High deposition rate nanocrystalline and amorphous silicon thin film production via surface wave plasma source

A 900 MHz surface wave antenna was used for plasma-enhanced chemical vapor deposition (PECVD) of silicon thin films in an H₂ + SiH₄ discharge, with an emphasis on photovoltaic applications. Gas mixtures of 0.7–10% SiH₄ at medium pressure (~ 100 mTorr) were tested with an optimal substrate temperature of 285 ± 15 °C, producing nanocrystalline hydrogenated silicon (nc-Si:H) at rates up to 3 nm/s, while amorphous films were grown in excess of 10 nm/s. A sharp transition from crystalline to amorphous growth was seen as SiH₄ flowrate increased, as is characteristic of silane PECVD. Increasing both substrate temperature and source power served to move this transition to higher flowrates, and by extension, higher deposition rates for the crystalline phase.
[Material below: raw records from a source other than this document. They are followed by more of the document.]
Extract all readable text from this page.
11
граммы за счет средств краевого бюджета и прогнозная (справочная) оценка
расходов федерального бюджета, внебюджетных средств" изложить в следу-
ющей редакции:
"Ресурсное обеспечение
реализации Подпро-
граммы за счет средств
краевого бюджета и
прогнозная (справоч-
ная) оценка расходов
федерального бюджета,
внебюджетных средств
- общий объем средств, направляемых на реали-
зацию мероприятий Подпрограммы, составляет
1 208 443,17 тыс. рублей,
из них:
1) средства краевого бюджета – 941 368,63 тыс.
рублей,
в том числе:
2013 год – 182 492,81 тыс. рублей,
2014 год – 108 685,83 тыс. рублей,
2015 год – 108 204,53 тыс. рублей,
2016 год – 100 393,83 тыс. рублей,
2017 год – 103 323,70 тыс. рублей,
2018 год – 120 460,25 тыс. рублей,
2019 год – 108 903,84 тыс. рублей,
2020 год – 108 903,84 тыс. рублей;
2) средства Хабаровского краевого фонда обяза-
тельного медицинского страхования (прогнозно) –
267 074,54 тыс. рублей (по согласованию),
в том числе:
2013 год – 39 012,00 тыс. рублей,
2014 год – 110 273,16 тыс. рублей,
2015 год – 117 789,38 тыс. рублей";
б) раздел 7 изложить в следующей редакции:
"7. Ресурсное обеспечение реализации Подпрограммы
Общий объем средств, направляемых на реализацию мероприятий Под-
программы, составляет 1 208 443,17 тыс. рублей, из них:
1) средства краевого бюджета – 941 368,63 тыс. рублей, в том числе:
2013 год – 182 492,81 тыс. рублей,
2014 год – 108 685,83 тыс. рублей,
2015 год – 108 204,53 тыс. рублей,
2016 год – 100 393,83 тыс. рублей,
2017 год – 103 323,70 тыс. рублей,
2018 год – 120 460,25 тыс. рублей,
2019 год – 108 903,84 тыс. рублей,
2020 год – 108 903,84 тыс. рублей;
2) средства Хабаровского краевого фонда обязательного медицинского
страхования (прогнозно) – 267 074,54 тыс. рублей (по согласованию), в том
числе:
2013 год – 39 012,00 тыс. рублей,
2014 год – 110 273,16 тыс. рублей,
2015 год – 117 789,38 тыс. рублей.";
Grain size also increased with substrate temperature, ranging from 10 ± 2 nm at 200 °C up to 15 ± 3 nm at 400 °C. Electron spin resonance showed that a-Si:H films grown via SWP were of acceptable defect density (~ 10¹⁶ cm^− 3) and conductivity (~ 10^− 8 S/cm). Conversely, nc-Si:H films were poor quality (~ 10¹⁸ cm^− 3 defect density, 10^− 3–10^− 2 S/cm conductivity) due to low hydrogenation and small grain size.